On its face, the whole storyline’s a laugher—at least to anyone who lived through both the terrible, volatile, inflation-wracked 1970s and then the 25-year boom that followed. Indeed, brand-new research from the University of Chicago and Notre Dame finds “median income and consumption both rose by more than 50 percent in real terms between 1980 and 2009.” Incomes are never equal, of course. And the rich did somewhat better for a variety of reasons, including America’s failed government school system that can’t produce enough skilled workers for America’s high-tech economy.
I was in elementary school during the Carter years. Even us kids were aware that things sucked, and that whiny liberals were a big part of the problem. Shame-faced liberals know this too. I was eating lunch at Le Central in SF a few months ago. As it happened, Willie Brown - that's former SF mayor and CA Assembly Speaker Willie Brown to you, mister - was sitting at an adjacent table with a guy trying to raise $$ for some noble effort. The conversation turned to the Seventies, and Willie's companion admitted that things were so bad back then that he voted for Reagan. Brown said nothing, but his grim silence spoke volumes. How quickly we've forgotten.
It should be the easiest thing in the world to defend the economic and political record of the 25 years that preceded the Crash of '08, especially the Reagan years, but a lot of folks on our side haven't been willing to make that argument. Instead, they followed the Reagan Revolution by arguing for a "thousand points of light" and compassionate conservatism, buying into the idea that conservatives are heartless ideologues who only want the poor to suffer. No, we want everyone to be prosperous enough that they don't need to look to the government for succor.

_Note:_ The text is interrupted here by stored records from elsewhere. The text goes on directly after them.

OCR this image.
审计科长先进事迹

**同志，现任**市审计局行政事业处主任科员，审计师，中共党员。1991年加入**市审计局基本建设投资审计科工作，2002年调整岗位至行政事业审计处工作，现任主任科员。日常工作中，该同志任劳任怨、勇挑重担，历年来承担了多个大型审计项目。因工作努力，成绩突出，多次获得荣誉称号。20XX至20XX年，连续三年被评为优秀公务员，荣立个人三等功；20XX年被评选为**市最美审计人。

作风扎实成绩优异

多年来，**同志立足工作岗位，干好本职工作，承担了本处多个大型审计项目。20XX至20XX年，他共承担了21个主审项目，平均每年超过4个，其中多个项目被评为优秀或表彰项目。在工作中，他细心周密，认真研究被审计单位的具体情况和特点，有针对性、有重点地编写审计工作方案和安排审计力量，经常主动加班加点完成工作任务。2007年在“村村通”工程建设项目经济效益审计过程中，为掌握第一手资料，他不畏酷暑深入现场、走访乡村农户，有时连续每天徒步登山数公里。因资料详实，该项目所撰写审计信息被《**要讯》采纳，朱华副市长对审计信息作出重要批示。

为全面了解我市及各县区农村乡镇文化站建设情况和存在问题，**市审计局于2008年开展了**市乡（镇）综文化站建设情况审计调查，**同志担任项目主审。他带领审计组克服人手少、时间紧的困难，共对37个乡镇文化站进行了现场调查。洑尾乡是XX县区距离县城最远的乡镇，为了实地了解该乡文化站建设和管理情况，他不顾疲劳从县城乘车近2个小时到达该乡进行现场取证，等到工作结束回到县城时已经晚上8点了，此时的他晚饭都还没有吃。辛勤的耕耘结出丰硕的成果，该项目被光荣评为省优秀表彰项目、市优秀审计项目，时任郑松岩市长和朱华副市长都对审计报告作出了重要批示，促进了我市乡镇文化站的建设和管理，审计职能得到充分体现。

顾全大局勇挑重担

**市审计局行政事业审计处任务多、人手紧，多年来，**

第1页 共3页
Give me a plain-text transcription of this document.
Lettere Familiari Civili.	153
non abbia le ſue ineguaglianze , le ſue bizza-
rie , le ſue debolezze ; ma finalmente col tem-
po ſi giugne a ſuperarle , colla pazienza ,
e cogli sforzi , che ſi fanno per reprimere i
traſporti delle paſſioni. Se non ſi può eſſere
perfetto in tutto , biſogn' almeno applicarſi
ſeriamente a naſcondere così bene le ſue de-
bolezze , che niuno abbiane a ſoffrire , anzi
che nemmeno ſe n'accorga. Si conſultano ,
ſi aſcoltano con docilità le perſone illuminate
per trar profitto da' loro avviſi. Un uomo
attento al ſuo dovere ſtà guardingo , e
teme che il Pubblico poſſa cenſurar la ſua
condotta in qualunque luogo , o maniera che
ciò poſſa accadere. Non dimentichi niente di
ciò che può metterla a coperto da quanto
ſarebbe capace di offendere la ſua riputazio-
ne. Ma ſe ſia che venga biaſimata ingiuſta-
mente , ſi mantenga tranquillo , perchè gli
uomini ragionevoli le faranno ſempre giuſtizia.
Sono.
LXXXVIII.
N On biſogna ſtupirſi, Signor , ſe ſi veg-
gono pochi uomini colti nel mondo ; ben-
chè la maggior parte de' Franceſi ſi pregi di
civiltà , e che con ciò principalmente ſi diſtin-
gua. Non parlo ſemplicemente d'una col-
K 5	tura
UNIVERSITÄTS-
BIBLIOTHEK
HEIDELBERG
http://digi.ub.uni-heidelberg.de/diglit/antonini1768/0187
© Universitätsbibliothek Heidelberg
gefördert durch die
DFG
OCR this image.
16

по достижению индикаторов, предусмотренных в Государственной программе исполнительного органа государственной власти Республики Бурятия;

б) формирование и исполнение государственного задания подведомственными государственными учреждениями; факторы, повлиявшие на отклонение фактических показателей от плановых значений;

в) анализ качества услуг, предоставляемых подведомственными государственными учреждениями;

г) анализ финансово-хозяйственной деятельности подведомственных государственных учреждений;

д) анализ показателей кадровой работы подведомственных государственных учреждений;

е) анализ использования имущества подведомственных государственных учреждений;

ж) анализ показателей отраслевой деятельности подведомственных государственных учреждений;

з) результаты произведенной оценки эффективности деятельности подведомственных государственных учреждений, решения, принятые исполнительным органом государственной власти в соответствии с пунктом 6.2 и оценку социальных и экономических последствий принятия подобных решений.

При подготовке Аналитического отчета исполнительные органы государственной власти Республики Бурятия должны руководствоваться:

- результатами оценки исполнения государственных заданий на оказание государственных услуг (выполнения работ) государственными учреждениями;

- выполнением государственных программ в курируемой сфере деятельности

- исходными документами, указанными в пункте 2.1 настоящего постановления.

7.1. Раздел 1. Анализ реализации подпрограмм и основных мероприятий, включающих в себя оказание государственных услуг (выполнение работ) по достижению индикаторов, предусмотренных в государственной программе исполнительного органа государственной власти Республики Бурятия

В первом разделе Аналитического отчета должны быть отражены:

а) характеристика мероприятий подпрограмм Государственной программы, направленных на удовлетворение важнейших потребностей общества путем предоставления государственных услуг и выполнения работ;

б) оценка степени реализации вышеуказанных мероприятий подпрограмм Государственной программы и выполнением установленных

Voters know the truth. They know what works. Given the chance, they will vote for principled free market conservatism. But, the usually don't have the chance. The media makes life intolerable for popular right-wing politicos, meaning there can never be a conservative equivalent to Ted Kennedy - a movement leader who can draw on decades of life and legislating in the public eye. Meanwhile GOP moderates lose elections on platforms that do little more than nibble at the edges of the welfare state. And, leftists enjoy a political halo that can't dim until their destructiveness becomes so total -whether you are talking about Occupy Oakland or the ruinous Jon Corzine - that even their allies can no longer ignore them.
Honestly, this sh*t shouldn't be so hard. That's why it's so frustrating to watch the GOP's two "serious candidates." Rick Perry is literally inarticulate, which tells me he doesn't really understand conservatism or free market economics, even if he is instinctively in favor of them. Mitt Romney might be speaking out about cutting spending now, but he is undeniably a part of the wing of the GOP that has spent the last 20 years running away from the Reagan legacy. Is it any wonder there's been some "second look at Gingrich" talk? At least the guy's articulate.
Again, we know what works. The only people who don't know, alas, are our leaders because they never bought in to what works.